Who gets blamed for Enron?

Why Enron is George Bush's scandal, not Bill Clinton's.

Published May 26, 2006 6:30PM (EDT)

Yesterday's gleeful dancing on the grave of Ken Lay and Jeff Skilling elicited an unusually large number of anonymous posts from readers eager to pin the blame for Enron on the Clinton administration --"all that bad stuff happened on his watch, so it's his fault!"

How the World Works welcomes readers of all political stripes, though we prefer it if they attach real names, or at least persistent identities, to their arguments. We generally aren't predisposed to take an argument seriously if it's signed "No Name Given."

Then again, the argument that Enron was Clinton's scandal and not Bush's is so absurd that one can understand why no one would put an actual name behind it. Let's review some history, shall we?

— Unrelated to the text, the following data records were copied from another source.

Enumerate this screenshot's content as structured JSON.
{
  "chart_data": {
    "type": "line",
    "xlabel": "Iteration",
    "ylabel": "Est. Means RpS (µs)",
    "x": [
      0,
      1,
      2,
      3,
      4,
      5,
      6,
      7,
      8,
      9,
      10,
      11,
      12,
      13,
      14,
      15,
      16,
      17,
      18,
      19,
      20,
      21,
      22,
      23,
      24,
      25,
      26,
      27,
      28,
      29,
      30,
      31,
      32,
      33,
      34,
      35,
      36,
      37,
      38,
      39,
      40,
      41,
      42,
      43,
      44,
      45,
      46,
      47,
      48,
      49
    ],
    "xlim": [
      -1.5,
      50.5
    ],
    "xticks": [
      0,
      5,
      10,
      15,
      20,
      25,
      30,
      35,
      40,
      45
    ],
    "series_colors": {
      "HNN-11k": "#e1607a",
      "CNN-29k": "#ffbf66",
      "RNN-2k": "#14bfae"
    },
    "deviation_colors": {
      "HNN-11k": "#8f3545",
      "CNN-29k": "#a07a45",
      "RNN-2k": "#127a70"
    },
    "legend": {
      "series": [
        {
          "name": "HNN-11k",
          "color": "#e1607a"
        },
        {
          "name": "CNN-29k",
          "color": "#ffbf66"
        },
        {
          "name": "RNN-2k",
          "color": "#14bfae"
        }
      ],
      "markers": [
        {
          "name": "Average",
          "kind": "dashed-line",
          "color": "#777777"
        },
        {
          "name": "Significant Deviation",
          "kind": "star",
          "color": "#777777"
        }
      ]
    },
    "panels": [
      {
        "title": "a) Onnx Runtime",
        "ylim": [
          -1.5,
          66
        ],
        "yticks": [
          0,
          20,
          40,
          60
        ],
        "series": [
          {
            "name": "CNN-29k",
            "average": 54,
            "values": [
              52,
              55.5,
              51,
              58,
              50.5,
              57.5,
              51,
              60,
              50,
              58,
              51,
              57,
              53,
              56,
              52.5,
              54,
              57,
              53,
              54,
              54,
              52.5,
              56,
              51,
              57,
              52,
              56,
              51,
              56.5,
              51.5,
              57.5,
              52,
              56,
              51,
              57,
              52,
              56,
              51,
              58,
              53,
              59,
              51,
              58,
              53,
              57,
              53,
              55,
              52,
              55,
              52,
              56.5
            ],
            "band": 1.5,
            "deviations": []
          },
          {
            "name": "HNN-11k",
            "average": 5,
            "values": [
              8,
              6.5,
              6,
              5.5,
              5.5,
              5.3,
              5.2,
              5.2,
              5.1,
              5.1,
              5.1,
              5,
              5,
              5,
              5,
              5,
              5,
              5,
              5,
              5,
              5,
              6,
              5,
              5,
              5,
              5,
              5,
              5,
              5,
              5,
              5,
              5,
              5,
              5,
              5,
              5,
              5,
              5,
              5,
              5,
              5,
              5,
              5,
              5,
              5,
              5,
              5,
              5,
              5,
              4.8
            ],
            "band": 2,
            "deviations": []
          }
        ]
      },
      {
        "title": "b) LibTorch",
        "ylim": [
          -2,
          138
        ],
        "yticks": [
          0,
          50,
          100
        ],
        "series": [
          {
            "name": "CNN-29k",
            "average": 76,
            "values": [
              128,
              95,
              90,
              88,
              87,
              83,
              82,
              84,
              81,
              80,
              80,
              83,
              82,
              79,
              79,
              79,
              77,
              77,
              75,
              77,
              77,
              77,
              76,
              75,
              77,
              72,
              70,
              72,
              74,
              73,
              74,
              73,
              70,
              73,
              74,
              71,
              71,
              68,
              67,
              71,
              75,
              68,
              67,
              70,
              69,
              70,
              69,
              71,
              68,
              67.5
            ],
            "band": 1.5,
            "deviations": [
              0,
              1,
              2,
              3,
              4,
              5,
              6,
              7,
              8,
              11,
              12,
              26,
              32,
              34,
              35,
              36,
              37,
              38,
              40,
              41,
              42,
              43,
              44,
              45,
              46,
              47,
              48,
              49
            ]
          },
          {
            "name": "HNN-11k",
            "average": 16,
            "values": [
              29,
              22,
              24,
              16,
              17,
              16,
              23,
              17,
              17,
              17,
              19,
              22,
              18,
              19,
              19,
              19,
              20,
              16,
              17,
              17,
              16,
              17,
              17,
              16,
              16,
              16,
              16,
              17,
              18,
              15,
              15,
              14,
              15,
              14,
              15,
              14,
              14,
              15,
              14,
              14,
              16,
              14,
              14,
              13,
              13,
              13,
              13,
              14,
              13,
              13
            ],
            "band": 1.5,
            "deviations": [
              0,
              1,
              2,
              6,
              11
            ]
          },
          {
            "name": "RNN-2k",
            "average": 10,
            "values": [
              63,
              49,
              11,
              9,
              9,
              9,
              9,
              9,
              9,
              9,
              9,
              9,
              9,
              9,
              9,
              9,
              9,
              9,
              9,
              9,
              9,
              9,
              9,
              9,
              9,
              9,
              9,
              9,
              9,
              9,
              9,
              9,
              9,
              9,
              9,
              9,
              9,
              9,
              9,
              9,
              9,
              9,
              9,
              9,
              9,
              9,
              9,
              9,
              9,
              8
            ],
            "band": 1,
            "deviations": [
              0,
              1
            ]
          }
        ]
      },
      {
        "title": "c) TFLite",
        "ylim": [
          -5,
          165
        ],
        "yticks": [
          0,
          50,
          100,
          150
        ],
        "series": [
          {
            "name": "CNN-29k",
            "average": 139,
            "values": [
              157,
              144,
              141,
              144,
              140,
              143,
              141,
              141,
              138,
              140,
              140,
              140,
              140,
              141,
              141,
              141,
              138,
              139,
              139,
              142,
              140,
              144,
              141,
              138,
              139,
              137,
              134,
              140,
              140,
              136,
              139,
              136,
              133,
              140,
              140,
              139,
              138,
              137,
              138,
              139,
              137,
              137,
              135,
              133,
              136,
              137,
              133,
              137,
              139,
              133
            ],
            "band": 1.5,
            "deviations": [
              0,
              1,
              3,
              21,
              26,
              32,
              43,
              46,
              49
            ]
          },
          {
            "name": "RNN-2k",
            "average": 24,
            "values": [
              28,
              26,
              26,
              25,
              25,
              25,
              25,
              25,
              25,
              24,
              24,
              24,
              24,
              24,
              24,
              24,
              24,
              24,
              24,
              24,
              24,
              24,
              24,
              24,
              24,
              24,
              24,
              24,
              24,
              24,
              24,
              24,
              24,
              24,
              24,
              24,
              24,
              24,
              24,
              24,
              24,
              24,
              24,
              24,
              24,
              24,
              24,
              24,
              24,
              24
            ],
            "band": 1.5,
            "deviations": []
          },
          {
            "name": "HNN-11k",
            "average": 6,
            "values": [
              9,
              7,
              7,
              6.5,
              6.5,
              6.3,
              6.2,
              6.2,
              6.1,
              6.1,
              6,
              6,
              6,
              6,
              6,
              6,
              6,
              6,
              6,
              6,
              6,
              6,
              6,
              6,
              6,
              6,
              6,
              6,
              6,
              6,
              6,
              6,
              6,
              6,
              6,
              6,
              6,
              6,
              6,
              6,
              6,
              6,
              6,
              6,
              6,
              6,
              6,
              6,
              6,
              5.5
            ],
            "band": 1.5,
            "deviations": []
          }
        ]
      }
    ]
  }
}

Ken Lay was George Bush's number one financial backer. During the 2000 election campaign, Bush frequently flew on Enron corporate jets. Bush's first cabinet included a former Enron executive, Thomas White, as Army Secretary, and two former Enron advisers, Lawrence Lindsey (Bush's first chief economic adviser) and Robert Zoellick (Bush's first United States Trade Representative).

Vice President Dick Cheney met numerous times with Ken Lay to discuss energy policy. Lay was instrumental in the hiring of his hand-picked Texas buddy Pat Wood as chairman of the Federal Energy Regulatory Commission. Lay's influence likely led to the Bush administration's do-nothing stance on the California electricity crisis. Do we even need to mention Wendy Gramm, the wife of Texas Senator Phil Gramm (R) and chair of the Commodity Futures Trading Commission? Just five weeks after a ruling in which she exempted Enron from certain forms of federal regulation that could have cost the company a great deal of money, she quit and joined Enron's board.

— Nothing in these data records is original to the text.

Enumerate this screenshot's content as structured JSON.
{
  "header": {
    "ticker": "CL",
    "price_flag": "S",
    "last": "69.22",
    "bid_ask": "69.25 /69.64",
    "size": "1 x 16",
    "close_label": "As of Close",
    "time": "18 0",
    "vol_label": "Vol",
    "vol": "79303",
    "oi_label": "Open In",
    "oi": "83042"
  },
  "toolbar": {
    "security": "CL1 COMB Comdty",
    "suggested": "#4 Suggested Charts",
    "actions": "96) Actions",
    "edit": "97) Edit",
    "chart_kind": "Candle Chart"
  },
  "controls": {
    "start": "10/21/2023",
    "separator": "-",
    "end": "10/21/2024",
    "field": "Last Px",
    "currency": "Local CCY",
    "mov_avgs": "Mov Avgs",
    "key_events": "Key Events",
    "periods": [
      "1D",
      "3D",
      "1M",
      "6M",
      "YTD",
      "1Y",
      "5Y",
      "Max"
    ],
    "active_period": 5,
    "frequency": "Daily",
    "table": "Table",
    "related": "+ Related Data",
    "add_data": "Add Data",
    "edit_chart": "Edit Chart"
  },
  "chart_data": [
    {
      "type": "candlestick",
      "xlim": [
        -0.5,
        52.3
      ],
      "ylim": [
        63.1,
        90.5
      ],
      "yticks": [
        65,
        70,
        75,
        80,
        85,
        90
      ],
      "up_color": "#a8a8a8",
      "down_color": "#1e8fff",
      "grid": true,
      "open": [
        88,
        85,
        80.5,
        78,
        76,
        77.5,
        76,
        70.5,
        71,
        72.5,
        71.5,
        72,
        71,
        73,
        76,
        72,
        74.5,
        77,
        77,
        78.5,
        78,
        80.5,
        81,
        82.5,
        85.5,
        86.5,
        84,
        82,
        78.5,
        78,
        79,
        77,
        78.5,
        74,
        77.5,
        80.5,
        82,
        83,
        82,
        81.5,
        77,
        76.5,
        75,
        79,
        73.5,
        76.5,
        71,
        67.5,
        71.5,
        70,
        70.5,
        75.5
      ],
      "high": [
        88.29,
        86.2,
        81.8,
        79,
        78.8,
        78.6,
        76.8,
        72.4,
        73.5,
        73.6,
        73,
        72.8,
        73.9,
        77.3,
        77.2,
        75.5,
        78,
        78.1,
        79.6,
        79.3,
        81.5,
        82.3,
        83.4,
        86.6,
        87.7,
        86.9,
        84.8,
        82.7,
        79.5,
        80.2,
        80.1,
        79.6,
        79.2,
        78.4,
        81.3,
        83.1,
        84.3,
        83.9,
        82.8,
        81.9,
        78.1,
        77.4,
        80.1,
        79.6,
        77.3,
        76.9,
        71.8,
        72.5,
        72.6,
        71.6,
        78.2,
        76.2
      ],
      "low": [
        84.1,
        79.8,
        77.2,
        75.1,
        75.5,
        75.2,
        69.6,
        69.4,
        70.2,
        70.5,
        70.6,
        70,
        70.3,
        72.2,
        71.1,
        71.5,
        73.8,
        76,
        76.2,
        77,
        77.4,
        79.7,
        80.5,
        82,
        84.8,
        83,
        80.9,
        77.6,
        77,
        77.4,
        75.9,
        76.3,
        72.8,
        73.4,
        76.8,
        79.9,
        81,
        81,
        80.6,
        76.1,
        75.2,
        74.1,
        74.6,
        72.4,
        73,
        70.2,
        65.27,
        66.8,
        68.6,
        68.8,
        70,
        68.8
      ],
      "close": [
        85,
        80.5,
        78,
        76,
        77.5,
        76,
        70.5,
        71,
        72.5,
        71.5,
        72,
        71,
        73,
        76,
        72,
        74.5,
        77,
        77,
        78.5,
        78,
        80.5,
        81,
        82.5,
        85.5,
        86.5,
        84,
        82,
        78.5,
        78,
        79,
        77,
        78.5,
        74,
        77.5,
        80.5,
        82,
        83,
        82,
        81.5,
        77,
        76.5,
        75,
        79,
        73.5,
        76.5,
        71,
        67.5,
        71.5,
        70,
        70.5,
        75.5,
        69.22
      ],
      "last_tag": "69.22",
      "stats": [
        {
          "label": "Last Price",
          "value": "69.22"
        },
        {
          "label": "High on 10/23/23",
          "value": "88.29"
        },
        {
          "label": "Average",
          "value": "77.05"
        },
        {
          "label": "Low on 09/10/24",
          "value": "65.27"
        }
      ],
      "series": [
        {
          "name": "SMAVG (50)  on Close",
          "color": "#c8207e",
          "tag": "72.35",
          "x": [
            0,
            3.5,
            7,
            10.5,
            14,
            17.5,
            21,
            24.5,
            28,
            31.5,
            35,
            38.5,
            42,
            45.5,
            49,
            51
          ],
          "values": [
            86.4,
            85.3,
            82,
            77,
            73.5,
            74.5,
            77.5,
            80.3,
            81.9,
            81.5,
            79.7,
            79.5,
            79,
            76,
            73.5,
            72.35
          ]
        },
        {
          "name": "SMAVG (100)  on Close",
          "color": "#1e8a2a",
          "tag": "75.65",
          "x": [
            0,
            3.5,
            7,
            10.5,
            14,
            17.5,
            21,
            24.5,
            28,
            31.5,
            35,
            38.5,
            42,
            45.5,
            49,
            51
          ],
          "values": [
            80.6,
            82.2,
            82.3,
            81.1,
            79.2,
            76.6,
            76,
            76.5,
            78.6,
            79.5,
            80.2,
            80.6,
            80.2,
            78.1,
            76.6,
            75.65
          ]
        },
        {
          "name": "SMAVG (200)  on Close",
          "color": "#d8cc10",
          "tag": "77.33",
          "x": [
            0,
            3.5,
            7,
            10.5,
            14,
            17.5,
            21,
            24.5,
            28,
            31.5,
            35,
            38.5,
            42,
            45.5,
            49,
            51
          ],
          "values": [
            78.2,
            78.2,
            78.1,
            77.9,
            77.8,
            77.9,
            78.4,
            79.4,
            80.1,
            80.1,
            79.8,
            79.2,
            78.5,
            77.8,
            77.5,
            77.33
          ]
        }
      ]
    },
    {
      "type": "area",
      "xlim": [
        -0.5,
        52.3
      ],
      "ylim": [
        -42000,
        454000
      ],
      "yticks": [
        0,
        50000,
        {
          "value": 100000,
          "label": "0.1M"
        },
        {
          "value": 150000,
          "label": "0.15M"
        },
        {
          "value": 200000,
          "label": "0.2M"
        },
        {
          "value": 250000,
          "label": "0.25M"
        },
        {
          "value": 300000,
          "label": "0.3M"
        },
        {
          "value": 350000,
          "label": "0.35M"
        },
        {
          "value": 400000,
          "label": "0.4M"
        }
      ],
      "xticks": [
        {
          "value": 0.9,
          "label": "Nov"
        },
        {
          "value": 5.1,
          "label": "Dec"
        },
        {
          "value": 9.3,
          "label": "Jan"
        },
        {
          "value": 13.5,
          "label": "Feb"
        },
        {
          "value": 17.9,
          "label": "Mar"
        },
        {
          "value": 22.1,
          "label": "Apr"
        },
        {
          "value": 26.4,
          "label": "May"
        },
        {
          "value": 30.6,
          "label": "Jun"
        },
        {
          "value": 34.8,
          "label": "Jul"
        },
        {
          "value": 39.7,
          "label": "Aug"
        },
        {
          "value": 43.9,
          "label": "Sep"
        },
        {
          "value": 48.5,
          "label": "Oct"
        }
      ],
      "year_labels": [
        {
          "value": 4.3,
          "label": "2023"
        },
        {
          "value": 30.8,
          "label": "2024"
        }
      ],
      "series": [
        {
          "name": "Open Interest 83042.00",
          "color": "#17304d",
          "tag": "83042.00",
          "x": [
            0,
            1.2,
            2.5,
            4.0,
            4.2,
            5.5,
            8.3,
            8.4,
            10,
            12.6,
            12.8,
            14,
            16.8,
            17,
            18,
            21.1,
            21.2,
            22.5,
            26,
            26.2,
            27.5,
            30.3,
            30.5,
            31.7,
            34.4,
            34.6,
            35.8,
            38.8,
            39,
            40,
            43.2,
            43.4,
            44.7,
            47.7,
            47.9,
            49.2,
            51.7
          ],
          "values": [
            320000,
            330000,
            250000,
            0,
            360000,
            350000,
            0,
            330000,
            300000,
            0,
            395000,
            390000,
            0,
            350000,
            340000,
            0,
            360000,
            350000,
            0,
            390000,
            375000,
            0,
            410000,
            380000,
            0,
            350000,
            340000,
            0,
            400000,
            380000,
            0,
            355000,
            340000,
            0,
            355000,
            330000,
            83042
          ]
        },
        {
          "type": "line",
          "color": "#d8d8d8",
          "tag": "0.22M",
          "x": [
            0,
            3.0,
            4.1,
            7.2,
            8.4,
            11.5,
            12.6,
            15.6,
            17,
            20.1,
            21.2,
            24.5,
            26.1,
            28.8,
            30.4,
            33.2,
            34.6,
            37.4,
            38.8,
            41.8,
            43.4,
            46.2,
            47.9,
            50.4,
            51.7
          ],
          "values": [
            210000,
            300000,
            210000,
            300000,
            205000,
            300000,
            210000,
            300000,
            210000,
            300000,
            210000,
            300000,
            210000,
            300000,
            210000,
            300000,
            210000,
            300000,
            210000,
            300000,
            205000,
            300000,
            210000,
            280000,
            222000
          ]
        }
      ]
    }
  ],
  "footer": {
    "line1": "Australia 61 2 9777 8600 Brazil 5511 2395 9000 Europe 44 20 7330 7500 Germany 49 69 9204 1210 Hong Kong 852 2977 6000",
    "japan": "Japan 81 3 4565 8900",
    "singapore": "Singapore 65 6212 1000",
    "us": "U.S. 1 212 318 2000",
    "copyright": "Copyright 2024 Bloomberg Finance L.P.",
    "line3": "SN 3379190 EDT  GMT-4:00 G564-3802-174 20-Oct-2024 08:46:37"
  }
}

It's as simple as this. When George Bush was elected president, Ken Lay and company must have felt like their ship had finally come in. They'd been backing him to the hilt, he was from their own home town, and he was eager to help the company in any way possible. The great irony of Enron's rise and fall is that it was only the sheer enormity of the company's debacle that prevented Bush from giving assistance. Lay and Skilling botched things so badly they couldn't even capitalize on their hard-earned access to a President who boasts a record of being more in the pocket of Texan oil and gas special interests than any American leader since Lyndon Johnson.

None of this, by the way, should be taken as a whitewash of the Clinton administration's Wall Street-friendly administration. Clinton clearly continued, or at least did not hinder, the deregulatory policies pioneered by Ronald Reagan and Bush Sr. The sad reality is that the only way Clinton can look good is if one compares his record to the devastation wreaked by his successor.